THE TIPPING POINT: How Little Things Can Make A Big Difference. - Review - book review
Washington Monthly, March, 2000 by Timothy Noah
To demonstrate the historical impact connectors can have, Gladwell cites Paul Revere. It's well known that Revere's midnight ride in 1775 alerted the people of Boston and its environs to the imminent British attack, and helped the colonial militia defeat the British at Concord. Less well known is that a tanner named William Dawes simultaneously tried to spread the word through an alternate route, but that the towns he rode through failed to rally in any significant numbers against the British. The reason, Gladwell theorizes, is that Dawes didn't know the right people to contact--that is to say, he didn't know the key people who would activate participation the next day by lots of other people. Dawes, according to Gladwell, was just an ordinary guy, whereas Revere, an intensely social person, was "the Lois Weisberg of his day." (As this example shows, Gladwell has a gift for making his points with great economy and humor.)

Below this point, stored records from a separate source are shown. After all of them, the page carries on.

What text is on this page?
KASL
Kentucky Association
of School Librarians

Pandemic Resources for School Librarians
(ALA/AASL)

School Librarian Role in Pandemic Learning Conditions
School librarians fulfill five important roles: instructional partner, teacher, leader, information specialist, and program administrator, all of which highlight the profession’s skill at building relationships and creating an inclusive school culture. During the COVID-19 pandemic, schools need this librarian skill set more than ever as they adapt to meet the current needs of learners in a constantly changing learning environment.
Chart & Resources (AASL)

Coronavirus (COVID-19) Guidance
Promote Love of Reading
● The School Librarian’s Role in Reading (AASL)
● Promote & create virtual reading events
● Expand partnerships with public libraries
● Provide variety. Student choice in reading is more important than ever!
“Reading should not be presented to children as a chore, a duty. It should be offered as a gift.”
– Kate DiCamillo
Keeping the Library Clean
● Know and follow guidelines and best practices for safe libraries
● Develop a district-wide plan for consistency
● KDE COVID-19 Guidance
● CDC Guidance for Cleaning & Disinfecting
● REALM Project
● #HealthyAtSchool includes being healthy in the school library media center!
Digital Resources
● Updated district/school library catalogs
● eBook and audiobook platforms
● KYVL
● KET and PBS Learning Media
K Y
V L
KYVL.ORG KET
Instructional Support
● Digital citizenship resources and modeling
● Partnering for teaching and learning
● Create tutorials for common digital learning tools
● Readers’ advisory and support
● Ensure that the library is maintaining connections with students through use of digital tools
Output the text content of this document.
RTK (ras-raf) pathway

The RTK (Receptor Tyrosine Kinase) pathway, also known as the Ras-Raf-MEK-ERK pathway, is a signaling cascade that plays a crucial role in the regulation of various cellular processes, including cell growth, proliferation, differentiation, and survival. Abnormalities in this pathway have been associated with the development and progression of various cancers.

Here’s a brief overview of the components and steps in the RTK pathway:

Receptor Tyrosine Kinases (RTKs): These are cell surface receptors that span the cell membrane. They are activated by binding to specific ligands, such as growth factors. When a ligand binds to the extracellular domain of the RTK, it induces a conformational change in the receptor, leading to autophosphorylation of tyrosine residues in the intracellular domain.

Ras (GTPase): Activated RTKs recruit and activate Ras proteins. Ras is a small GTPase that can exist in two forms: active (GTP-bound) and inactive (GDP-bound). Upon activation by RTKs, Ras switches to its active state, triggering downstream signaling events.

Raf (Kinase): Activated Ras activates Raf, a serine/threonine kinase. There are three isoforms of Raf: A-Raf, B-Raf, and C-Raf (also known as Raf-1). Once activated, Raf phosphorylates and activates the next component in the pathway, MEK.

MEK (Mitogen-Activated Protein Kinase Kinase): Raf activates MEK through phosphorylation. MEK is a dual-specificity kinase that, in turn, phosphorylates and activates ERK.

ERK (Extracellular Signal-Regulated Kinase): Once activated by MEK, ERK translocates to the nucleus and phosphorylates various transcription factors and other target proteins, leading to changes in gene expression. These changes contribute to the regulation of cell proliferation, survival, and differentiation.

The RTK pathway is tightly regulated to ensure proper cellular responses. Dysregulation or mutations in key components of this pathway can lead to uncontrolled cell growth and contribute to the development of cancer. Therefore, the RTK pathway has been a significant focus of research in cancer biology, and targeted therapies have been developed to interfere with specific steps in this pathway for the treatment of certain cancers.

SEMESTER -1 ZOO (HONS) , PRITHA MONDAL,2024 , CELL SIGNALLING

Simply communicating information, however, doesn't necessarily create an epidemic. Another crucially important factor, according to Gladwell, is "stickiness." By this Gladwell means that the information has to be compelling. Inherent worth helps, of course; in the example of Revere's ride, there was obviously great interest in the impending invasion. But gimmicks can work too. Gladwell tells the story of a hugely "sticky" direct marketing campaign launched in the 1970s for the Columbia Record Club by a man named Lester Wunderman. Wunderman took out TV ads in the wee hours of the morning directing viewers to look up print ads for the club in certain publications. If a viewer found a little gold box on the coupon in the ad, he got a free record. Even though the TV ads reached a small audience, and even though the gold box gambit was, as Gladwell puts it, "a really cheesy idea," and even though (as Gladwell is too polite to point out) the Columbia Record Club is probably a pain in the ass to belong to, the campaign got lots of people to examine print ads for the club, which in turn got huge numbers of people to sign up. It was, in a word, "sticky."
The final component of Gladwell's scheme is context. One of Gladwell's more intriguing examples of context is the story of Kitty Genovese, a young woman in Queens who was stabbed to death in 1964. The story is a famous example of urban horror because it later came out that 38 neighbors watched the stabbing from their windows, but none called the police. As articulated, at the time by Abe Rosenthal (then the Times city editor) and others, the presumed lesson was that big-city life makes people monstrously insensitive. But Gladwell cites a study by two New York City psychologists to argue that, in fact, the problem was that the eyewitnesses were too acutely sensitive to what was going on. Each eyewitness was aware not only that Genovese was being stabbed, but that many others were watching the horrific scene; each assumed one of the other eyewitnesses would alert the authorities. "The lesson is not that no one called despite the fact that 38 heard her scream," Gladwell sums up pithily. "It's that no one called because 38 people heard her scream. Ironically, had she been attacked on a lonely street with just one witness, she might have lived."